Jean-Marc Ferry discerne avec profondeur un retrait progressif du rôle de l’État [1] en matière économique – analyse confirmée par d’autres observateurs [2]. Pour cela, il distingue trois moments.
Au départ, l’État jouait un rôle opérateur : il exerçait un large spectre de compétences en matière tant sociales qu’économiques, administratives ; un signe en était qu’il s’aidait des entreprises dont il nationalise certaines. À partir du milieu du siècle dernier, l’État devient régulateur. Cette nouvelle fonction se caractérise par la délégation au secteur privé d’une bonne partie de la vie économique, le politique conservant son activité décisionnaire sur les finances et les conventions avec les partenaires sociaux.

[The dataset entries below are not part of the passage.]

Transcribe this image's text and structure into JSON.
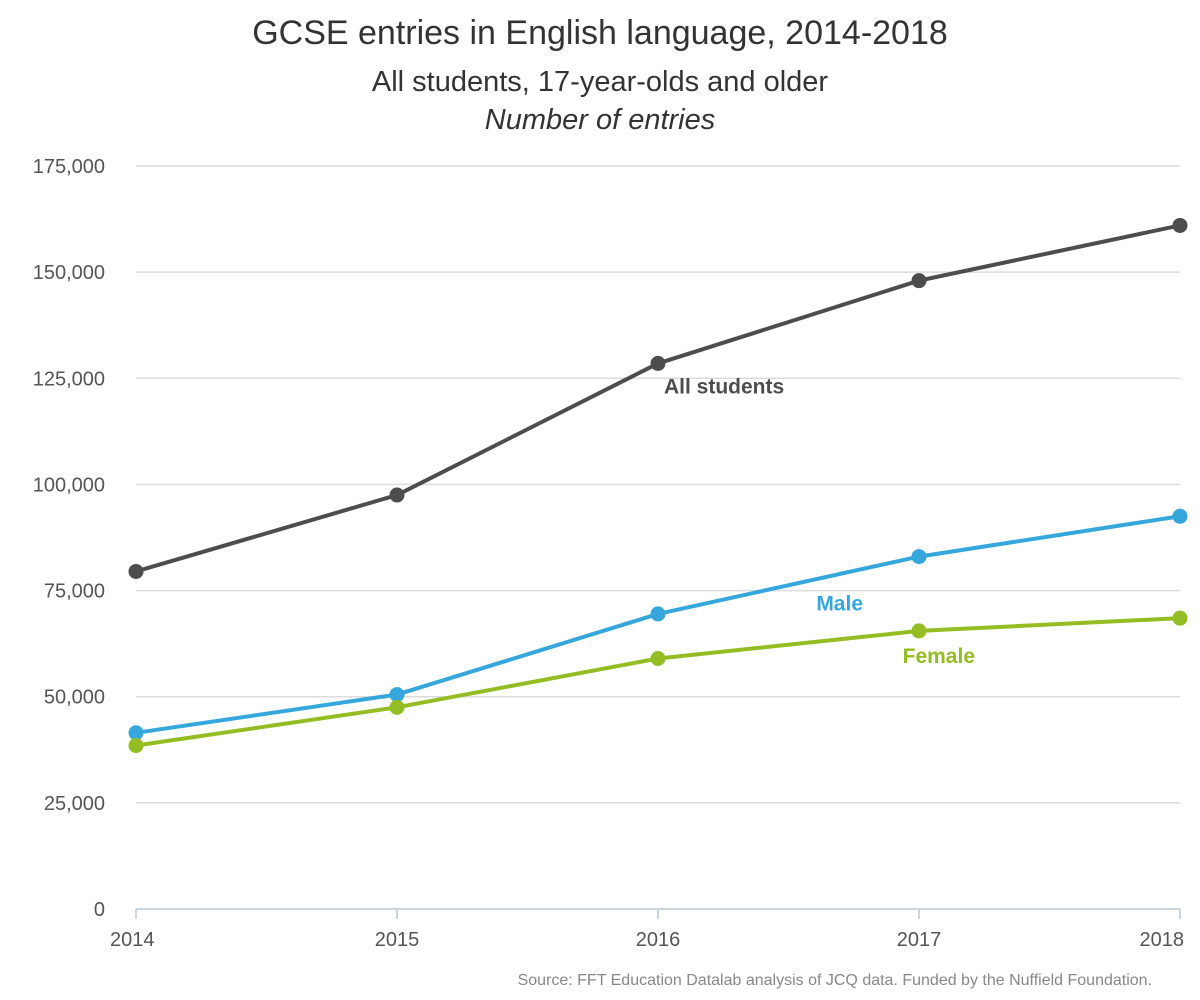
{
  "chart_data": {
    "type": "line",
    "title": "GCSE entries in English language, 2014-2018",
    "subtitle": "All students, 17-year-olds and older",
    "subtitle2": "Number of entries",
    "source": "Source: FFT Education Datalab analysis of JCQ data. Funded by the Nuffield Foundation.",
    "x": [
      "2014",
      "2015",
      "2016",
      "2017",
      "2018"
    ],
    "ylim": [
      0,
      175000
    ],
    "yticks": [
      {
        "value": 0,
        "label": "0"
      },
      {
        "value": 25000,
        "label": "25,000"
      },
      {
        "value": 50000,
        "label": "50,000"
      },
      {
        "value": 75000,
        "label": "75,000"
      },
      {
        "value": 100000,
        "label": "100,000"
      },
      {
        "value": 125000,
        "label": "125,000"
      },
      {
        "value": 150000,
        "label": "150,000"
      },
      {
        "value": 175000,
        "label": "175,000"
      }
    ],
    "grid": true,
    "series": [
      {
        "name": "All students",
        "color": "#4d4d4d",
        "values": [
          79500,
          97500,
          128500,
          148000,
          161000
        ],
        "label_at": 2
      },
      {
        "name": "Male",
        "color": "#35a7dc",
        "values": [
          41500,
          50500,
          69500,
          83000,
          92500
        ],
        "label_at": 3
      },
      {
        "name": "Female",
        "color": "#93bd23",
        "values": [
          38500,
          47500,
          59000,
          65500,
          68500
        ],
        "label_at": 3
      }
    ]
  }
}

Enfin, aujourd’hui, l’État ne joue plus qu’un rôle ordonnateur. Ce troisième temps se caractérise par le désinvestissement total à l’égard de l’activité économique : se contentant de fixer un cadre normatif et très formel, non seulement il laisse le marché à sa propre logique, mais il favorise la libre circulation et la concurrence, au profit (dans tous les sens du terme) d’une hyperconsommation dérégulée. Bref, un tel État a totalement inversé les relations du politique et de l’économique, faisant de la première le serviteur de la seconde. Avec toutes les conséquences profondément injustes et insécurisantes dénoncées depuis des décennies par la doctrine sociale de l’Église.
Pascal Ide
[1] Cf. Jean-Marc Ferry, La question de l’État européen, Paris, Gallimard, 2000.
[2] Cf. Robert Stiglitz, Quand le capitalisme perd la tête, trad. Paul Chemla, Paris, Fayard, 2007.